Nota adicional sobre Paixões que alucinam: desconheço, na história do cinema, melhor filme sobre o “method acting”. “O método” era o nome dado à abordagem de atuação ensinada no Actor’s Studio em Nova Iorque a partir dos anos 1940. Inspirado nas ideias de Stanislavsky, ele propunha a identificação temporária entre o ator e seu personagem – como se o primeiro construísse o segundo “de dentro”. Não faltam exemplos de atores e atrizes da história do cinema que trabalharam de acordo com o “method acting”, incluindo aqueles e aquelas que conduziram o experimento a um ponto extremo em que o intérprete se confunde totalmente com sua criação (Daniel Day-Lewis, Heath Ledger, Robert De Niro, Christian Bale, Marlon Brando, etc).
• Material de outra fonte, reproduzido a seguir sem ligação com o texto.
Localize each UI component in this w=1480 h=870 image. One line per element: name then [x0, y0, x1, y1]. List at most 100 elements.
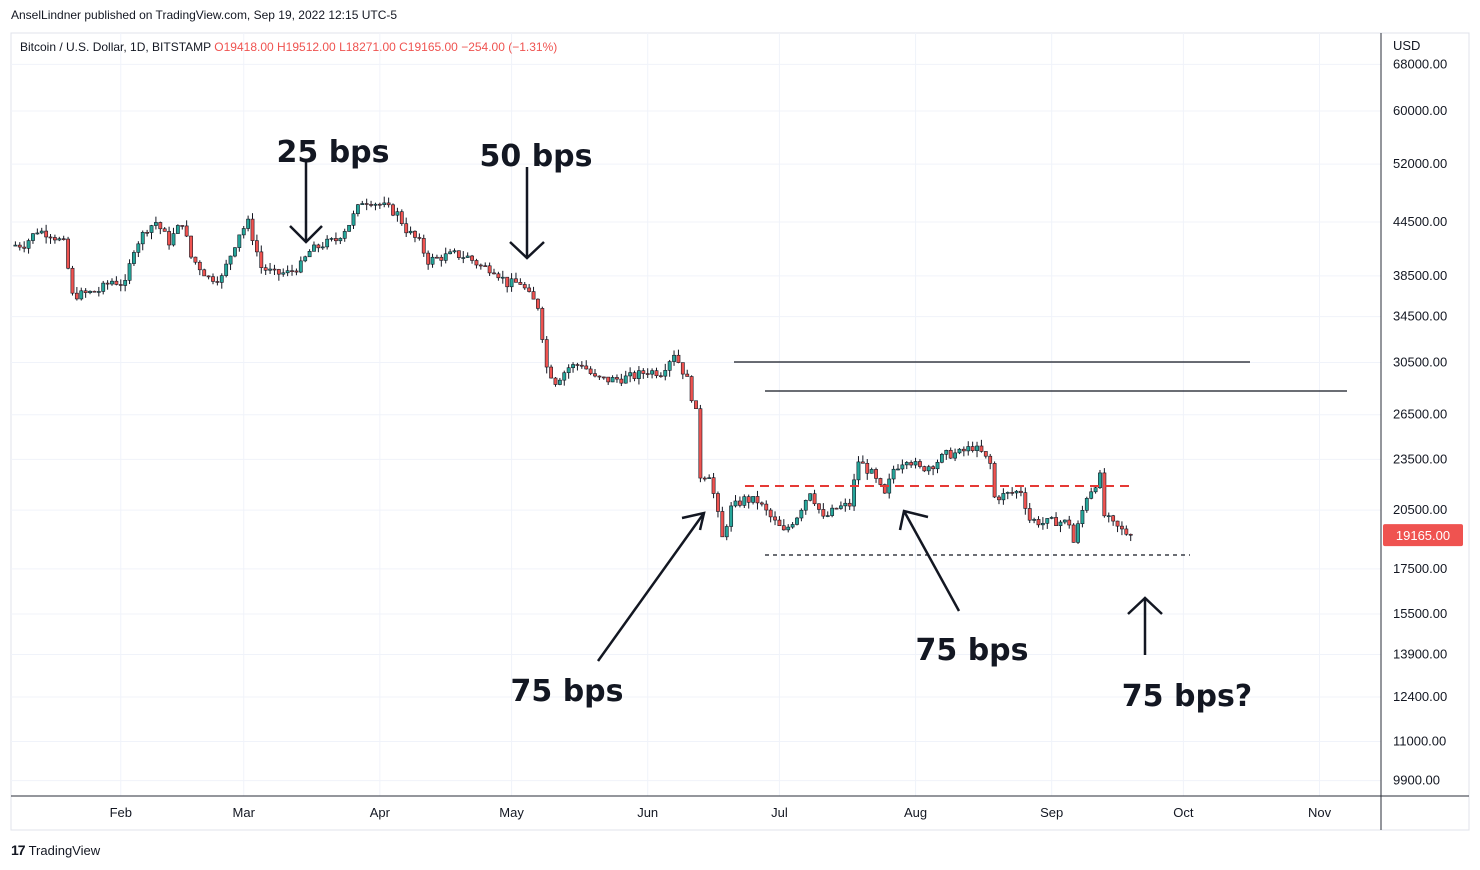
candle	[101, 282, 106, 292]
candle	[738, 500, 742, 506]
candle	[514, 278, 518, 283]
candle	[215, 281, 220, 283]
candle	[979, 445, 984, 452]
y-tick-label: 34500.00	[1393, 309, 1447, 324]
candle	[474, 260, 479, 266]
annotation-arrow	[902, 510, 961, 612]
candle	[544, 339, 549, 368]
candle	[149, 225, 154, 233]
candle	[487, 265, 492, 274]
candle	[211, 276, 215, 282]
candle	[22, 246, 27, 249]
candle	[628, 372, 633, 377]
candle	[966, 446, 971, 452]
candle	[237, 234, 242, 248]
candle	[650, 370, 654, 375]
candle	[439, 256, 444, 261]
candle	[399, 211, 404, 225]
candle	[663, 370, 668, 377]
candle	[795, 517, 799, 525]
y-tick-label: 17500.00	[1393, 561, 1447, 576]
candle	[1014, 490, 1019, 494]
candle	[562, 372, 567, 381]
candle	[105, 282, 110, 285]
candle	[1049, 517, 1054, 519]
rate-hike-label: 50 bps	[480, 139, 593, 174]
candle	[874, 469, 878, 479]
candle	[1067, 519, 1072, 526]
candle	[755, 496, 760, 504]
y-tick-label: 11000.00	[1393, 734, 1446, 749]
candle	[1001, 493, 1006, 501]
candle	[145, 231, 150, 234]
candle	[307, 251, 312, 258]
candle	[206, 275, 211, 278]
candle	[891, 468, 896, 480]
tradingview-logo[interactable]: 17 TradingView	[11, 842, 100, 858]
y-tick-label: 44500.00	[1393, 214, 1447, 229]
candle	[57, 238, 62, 241]
candle	[197, 261, 202, 271]
y-tick-label: 23500.00	[1393, 451, 1447, 466]
candle	[1093, 487, 1098, 493]
candle	[228, 255, 233, 265]
candle	[1019, 490, 1023, 493]
candle	[364, 203, 369, 205]
legend-close: C19165.00	[396, 40, 458, 54]
candle	[136, 243, 141, 253]
candle	[61, 238, 66, 241]
candle	[918, 461, 922, 467]
candle	[421, 238, 426, 254]
candle	[17, 244, 22, 248]
candle	[303, 256, 308, 262]
legend-low: L18271.00	[336, 40, 396, 54]
candle	[597, 375, 602, 378]
ohlc-legend: Bitcoin / U.S. Dollar, 1D, BITSTAMP O194…	[20, 40, 557, 54]
candle	[865, 462, 870, 474]
candle	[184, 225, 189, 237]
candle	[637, 370, 641, 379]
candle	[913, 461, 918, 466]
candle	[1062, 519, 1067, 523]
candle	[1045, 518, 1050, 524]
candle	[505, 276, 510, 288]
candle	[540, 308, 545, 340]
candle	[1098, 472, 1102, 489]
x-tick-label: Sep	[1040, 805, 1063, 820]
candle	[817, 503, 821, 510]
candle	[711, 477, 716, 494]
candle	[557, 379, 562, 385]
candle	[975, 445, 979, 451]
candles	[13, 196, 1133, 545]
candle	[843, 502, 848, 507]
candle	[254, 240, 259, 253]
candle	[764, 503, 769, 511]
candle	[680, 362, 685, 375]
candle	[44, 230, 49, 238]
candle	[224, 263, 229, 276]
candle	[312, 244, 316, 252]
candle	[522, 284, 527, 289]
candle	[992, 463, 997, 498]
candle	[272, 268, 277, 271]
x-tick-label: Apr	[370, 805, 391, 820]
candle	[900, 464, 905, 470]
candle	[175, 225, 180, 234]
candle	[219, 275, 224, 283]
candle	[1023, 492, 1028, 509]
candle	[351, 213, 356, 226]
candle	[443, 253, 448, 261]
candle	[391, 204, 395, 216]
candle	[768, 509, 773, 518]
candle	[355, 204, 360, 215]
candle	[571, 364, 575, 369]
y-tick-label: 13900.00	[1393, 647, 1447, 662]
candle	[35, 232, 40, 235]
candle	[1128, 533, 1133, 536]
candle	[31, 233, 35, 241]
rate-hike-label: 25 bps	[277, 135, 390, 170]
candle	[127, 263, 132, 281]
candle	[509, 278, 514, 288]
candle	[654, 370, 659, 377]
Paixões que alucinam é um grande filme sobre “o método”: Johnny não seria um ator que, à guisa de conquistar um prêmio (Pulitzer-Oscar), tenta viver temporariamente como um doente mental? Quando a personagem é entrevistada pelos médicos, que devem determinar se se trata de um louco ou não, Johnny começa a se lembrar dos ensaios e do roteiro que aprendeu a decorar. Ele chega a prever as palavras que sairão das bocas dos médicos, como se interagisse mentalmente com um parceiro de cena. Infiltrar-se no hospital psiquiátrico, nesse caso, é a forma encontrada pelo protagonista para construir seu personagem: desde o início um universo de cinema (um corredor construído em estúdio, um fundo em falsa perspectiva), o hospital é filmado em preto e branco e estilizado pela iluminação. Na cena em que Pagliacci (Larry Tucker) canta O Barbeiro de Sevilha, de Rossini, o que está em jogo não seria justamente a indecidibilidade entre o ator e o personagem, a ópera e a loucura, o simulacro e a realidade? E o resultado do “método”, quando levado às últimas consequências, não seria a passagem irreversível de uma identidade à outra, simbolizada aqui nos instantes em que Johnny, sintomaticamente, perde a capacidade de falar? Em dado momento do filme, quem se manifesta não é mais o ator Johnny, mas o personagem que ele criou pelo “método”. É por isso que ele olha para o retrato desenhado por Boden, no final, e não se reconhece no desenho. “Mesmo que eu não resolva o caso, a experiência pode virar uma peça, um livro ou até mesmo um filme!”, é o que diz Johnny no início de Paixões que alucinam. E um filme, de fato, a experiência virou.